Erich a vingt ans. Il est également très beau. Il est aussi un peu porté vers le mépris des autres, mais lui, il ne le montre pas. Au contraire, il a réalisé très jeune qu’il possédait cette chose mystérieuse qu’on appelle le charme et il a vite compris tous les avantages qu’il pouvait tirer de ce don du ciel. Le physique aidant, il lui a été facile de devenir un séducteur. Sans être vraiment modeste, sa situation sociale est moyenne — il est le fils du directeur des postes de Bochum — mais il compte bien l’améliorer rapidement.
Thaddeus marche un peu en retrait. Il est le plus âgé des trois. Il n’est pas beau. Il le sait. Sa position en ville est plutôt médiocre. Son père est le métayer d’une très petite ferme. Depuis deux ans, Thaddeus refuse d’y travailler. Il a trouvé un emploi de vendeur au rayon quincaillerie des Galeries Bergmeister. Il gagne peu et vole peu son employeur en manipulant les inventaires. Mais il sait que ça va changer, car il sait qu’il est le plus intelligent. Se lier d’amitié avec Franz et Erich a été le résultat d’une volonté délibérée, appuyée par une tactique efficace. Cela a commencé il y a trois ans. Il les a d’abord impressionnés avec sa maturité de garçon plus âgé et sa totale indifférence à l’autorité des adultes. Ensuite, il les a fait rire. Et puis il les a affranchis sur les filles, sur les femmes, sur l’alcool et toutes ces choses si tentantes quand on n’est pas sérieux et qu’on a dix-sept ans. Ils sont devenus inséparables, dépendants les uns des autres. Pour Thaddeus, être avec ces deux beaux et riches garçons présente deux grands avantages : l’approche des filles facilitée et les bières offertes. Pour le reste, il sait se débrouiller tout seul.

Quand elle les a vus de loin venir vers elle, sur ce chemin désert, au milieu de cette plaine chaude et vibrante, sans rien d’autre en vue que des meules de foin, elle a senti un peu de peur monter en elle. Elle les connaît, ces trois silhouettes. On les appelle « la bande à Thaddeus ». Elle connaît leur réputation. À Stuben, les filles en parlent parfois, avec une crainte mêlée d’une envie de rencontre. Les rencontrer, oui, mais au bal, au village, avec les grands frères et les vieux tout autour. Elle pense qu’en pleine campagne, pour trois gars de Bochum, bousculer une fille de Stuben serait une sorte d’exploit que l’on pourrait ensuite raconter pendant des mois au café. Sa respiration devient plus rapide. Elle accélère le pas.
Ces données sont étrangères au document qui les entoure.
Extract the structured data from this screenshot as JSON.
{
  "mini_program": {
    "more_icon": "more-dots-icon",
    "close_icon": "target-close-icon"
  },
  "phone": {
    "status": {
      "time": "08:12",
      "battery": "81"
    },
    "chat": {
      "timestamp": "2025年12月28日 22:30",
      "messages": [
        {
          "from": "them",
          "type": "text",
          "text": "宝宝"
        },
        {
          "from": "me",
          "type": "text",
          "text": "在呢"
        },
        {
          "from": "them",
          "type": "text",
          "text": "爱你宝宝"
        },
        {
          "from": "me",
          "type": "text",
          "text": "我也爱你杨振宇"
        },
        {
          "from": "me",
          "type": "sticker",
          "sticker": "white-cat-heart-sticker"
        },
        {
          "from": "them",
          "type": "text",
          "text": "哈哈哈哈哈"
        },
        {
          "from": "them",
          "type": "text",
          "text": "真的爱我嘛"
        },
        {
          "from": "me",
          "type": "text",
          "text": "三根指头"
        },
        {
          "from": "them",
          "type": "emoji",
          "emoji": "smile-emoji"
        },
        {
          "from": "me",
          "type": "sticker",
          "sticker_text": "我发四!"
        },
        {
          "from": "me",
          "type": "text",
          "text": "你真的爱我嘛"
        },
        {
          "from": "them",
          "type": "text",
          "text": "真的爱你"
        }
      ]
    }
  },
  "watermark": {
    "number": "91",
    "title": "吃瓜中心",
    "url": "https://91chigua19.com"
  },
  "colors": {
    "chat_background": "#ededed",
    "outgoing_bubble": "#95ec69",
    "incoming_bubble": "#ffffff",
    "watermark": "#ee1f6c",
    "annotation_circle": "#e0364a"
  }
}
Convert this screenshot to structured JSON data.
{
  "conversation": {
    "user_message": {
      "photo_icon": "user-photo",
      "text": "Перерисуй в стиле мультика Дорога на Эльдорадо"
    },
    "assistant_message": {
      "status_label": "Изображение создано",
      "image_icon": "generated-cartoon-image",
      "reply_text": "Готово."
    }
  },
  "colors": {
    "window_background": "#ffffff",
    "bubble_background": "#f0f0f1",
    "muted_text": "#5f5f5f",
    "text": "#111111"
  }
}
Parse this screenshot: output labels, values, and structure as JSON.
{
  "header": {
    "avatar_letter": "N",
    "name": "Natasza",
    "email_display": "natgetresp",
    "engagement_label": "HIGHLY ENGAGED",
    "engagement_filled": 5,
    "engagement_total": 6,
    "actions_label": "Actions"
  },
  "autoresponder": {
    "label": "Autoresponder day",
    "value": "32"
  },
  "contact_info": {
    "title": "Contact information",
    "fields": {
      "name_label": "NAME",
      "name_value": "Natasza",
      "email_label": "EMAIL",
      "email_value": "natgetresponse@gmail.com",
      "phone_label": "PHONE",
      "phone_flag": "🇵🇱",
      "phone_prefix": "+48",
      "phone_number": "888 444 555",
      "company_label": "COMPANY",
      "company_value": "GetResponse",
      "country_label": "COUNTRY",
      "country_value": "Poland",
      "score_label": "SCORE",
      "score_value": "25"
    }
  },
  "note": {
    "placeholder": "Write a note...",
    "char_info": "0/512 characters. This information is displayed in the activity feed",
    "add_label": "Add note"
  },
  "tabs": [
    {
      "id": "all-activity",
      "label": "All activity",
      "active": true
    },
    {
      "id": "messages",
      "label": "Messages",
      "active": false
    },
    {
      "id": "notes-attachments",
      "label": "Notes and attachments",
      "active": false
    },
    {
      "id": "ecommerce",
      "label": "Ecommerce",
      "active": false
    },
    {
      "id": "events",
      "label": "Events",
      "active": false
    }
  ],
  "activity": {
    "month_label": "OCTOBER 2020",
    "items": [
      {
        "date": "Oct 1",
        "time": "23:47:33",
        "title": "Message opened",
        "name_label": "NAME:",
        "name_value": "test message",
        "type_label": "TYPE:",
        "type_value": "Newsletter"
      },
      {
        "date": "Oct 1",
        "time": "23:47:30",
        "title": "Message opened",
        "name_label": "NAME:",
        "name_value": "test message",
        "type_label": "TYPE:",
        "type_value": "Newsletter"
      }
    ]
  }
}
Elle baisse les yeux. Pourtant, au moment où elle croise les garçons, elle n’entend ni les quolibets, ni les sifflements, ni les cris d’oiseaux qu’elle attendait. Du coin de l’œil, elle perçoit qu’ils se sont arrêtés, qu’ils la regardent passer, en silence. Alors, n’y tenant plus, elle lève  les yeux et croise leurs regards.
Et dans le regard hautain de Franz, elle lit:
— Toi, tu n’es pas très belle. J’en aurai dix autres mieux que toi au bal de ton village tout à l´heure.
Et dans le regard d’Erich, qui passe sous sa paupière mi-close et qui la transperce, elle lit:
— Regarde-moi bien. Tu es déjà séduite. Je sais qu’au retour, ce soir, nous nous croiserons encore et que tu ne me résisteras pas.
Et, dans le regard blasé de Thaddeus, elle lit:
— Tu n’es pas belle, et je connais ton père. Il est ouvrier agricole. Alors qu’est-ce que ça me rapporterait de perdre mon temps avec toi ?
Comme sur une photo en noir et gris, les trois silhouettes et leurs regards se sont fixés sur sa rétine et resteront dans sa mémoire pour toujours. Elle sait maintenant qu’elle n’est pas belle, qu’elle est pauvre et que,ce soir, elle connaîtra Erich de la bande à Thaddeus.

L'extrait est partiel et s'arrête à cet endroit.